Affaire du chef de la gendarmerie d’Oujda: La drogue introduite en Algérie par hélicoptère
Le commandant de la gendarmerie royale d’Oujda a été mis sous mandat de dépôt avant-hier au siège du commandement général de la gendarmerie à Rabat jusqu’à la fin des interrogatoires. Dans cette affaire de trafic de drogue, 24 gendarmes au total ont été arrêtés, dont un était en possession d’un montant de trois milliards de dirhams provenant du trafic transfrontalier de stupéfiants vers l’Algérie.
Des sources médiatiques marocaines ont rapporté que le souverain Mohammed VI a lui-même chapeauté la large campagne de changements au commandement général de la gendarmerie royale. Cette campagne est intervenue, selon la presse, suite à la colère du roi suscité par la découverte de l’implication d’un colonel et de ses suppléants dans des opérations de contrebande aux frontières algéro-marocaines.
Des investigations approfondies ont cours sur les dossiers de contrebande sur ordre du souverain marocain qui aurait constaté le relâchement sécuritaire sur la frontière avec l’Algérie suite à sa visite à Oujda, quelques semaines après l’inspection effectuée par le général-major Ahmed Boustila, commandant de la gendarmerie nationale algérienne dans la ville frontalière de Maghnia, où il a procédé à l’inauguration de postes de contrôles ultrasophistiqués.

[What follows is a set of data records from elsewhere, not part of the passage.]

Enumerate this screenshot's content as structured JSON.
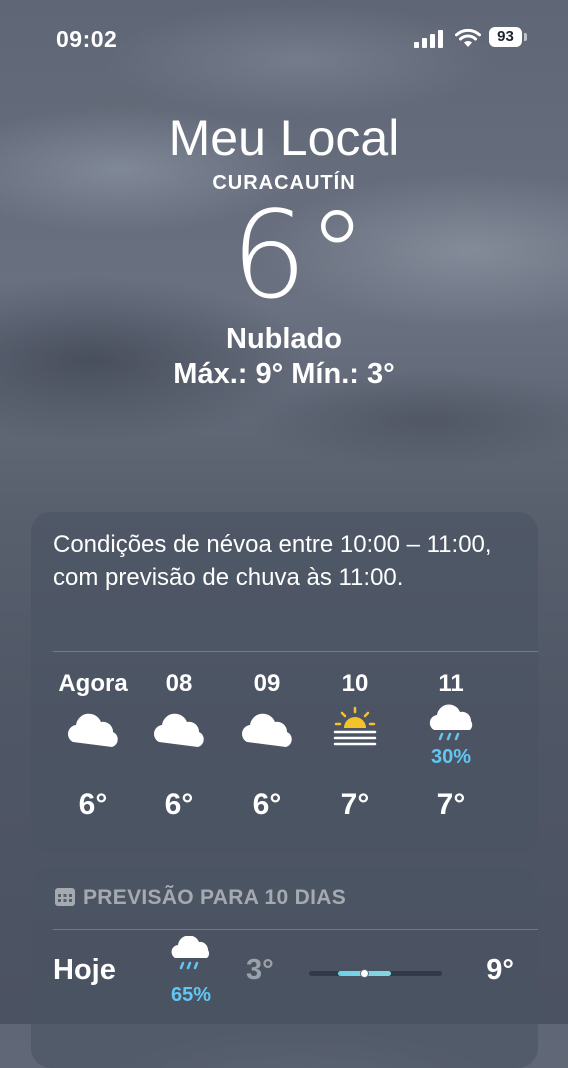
{
  "status_bar": {
    "time": "09:02",
    "battery": "93"
  },
  "header": {
    "title": "Meu Local",
    "location": "CURACAUTÍN",
    "temperature": "6°",
    "condition": "Nublado",
    "high_low": "Máx.: 9°  Mín.: 3°"
  },
  "hourly": {
    "summary": "Condições de névoa entre 10:00 – 11:00, com previsão de chuva às 11:00.",
    "items": [
      {
        "label": "Agora",
        "icon": "cloud-icon",
        "temp": "6°",
        "precip": ""
      },
      {
        "label": "08",
        "icon": "cloud-icon",
        "temp": "6°",
        "precip": ""
      },
      {
        "label": "09",
        "icon": "cloud-icon",
        "temp": "6°",
        "precip": ""
      },
      {
        "label": "10",
        "icon": "fog-sun-icon",
        "temp": "7°",
        "precip": ""
      },
      {
        "label": "11",
        "icon": "cloud-rain-icon",
        "temp": "7°",
        "precip": "30%"
      }
    ]
  },
  "daily": {
    "header": "PREVISÃO PARA 10 DIAS",
    "days": [
      {
        "name": "Hoje",
        "icon": "cloud-rain-icon",
        "precip": "65%",
        "min": "3°",
        "max": "9°",
        "range_start": 0.22,
        "range_end": 0.62,
        "current": 0.42
      }
    ]
  },
  "colors": {
    "precip": "#62c6f2",
    "sun": "#f6c22a"
  }
}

- Les changements ont été opérés surtout dans la région Est du Maroc, avec notamment la nomination du colonel Benachir qui était à Sakia, commandant régional de la gendarmerie dans la région frontalière avec l’Algérie. Le colonel Akaaboune a été relevé de ses fonctions en raison de ses liens avec des contrebandiers au niveau de la frontière.
Certains journaux ont révélé qu’avec le renforcement du contrôle des autorités algériennes sur leurs frontières, les réseaux de contrebande ont transformé certains sites sur ces frontières en aérodromes clandestins d’où décollent des petits hélicoptères appartenant aux barons de la contrebande qui introduisent la drogue et autres produits prohibés en territoire algérien. Ces barons seraient bien infiltrés dans le milieu de la gendarmerie royale.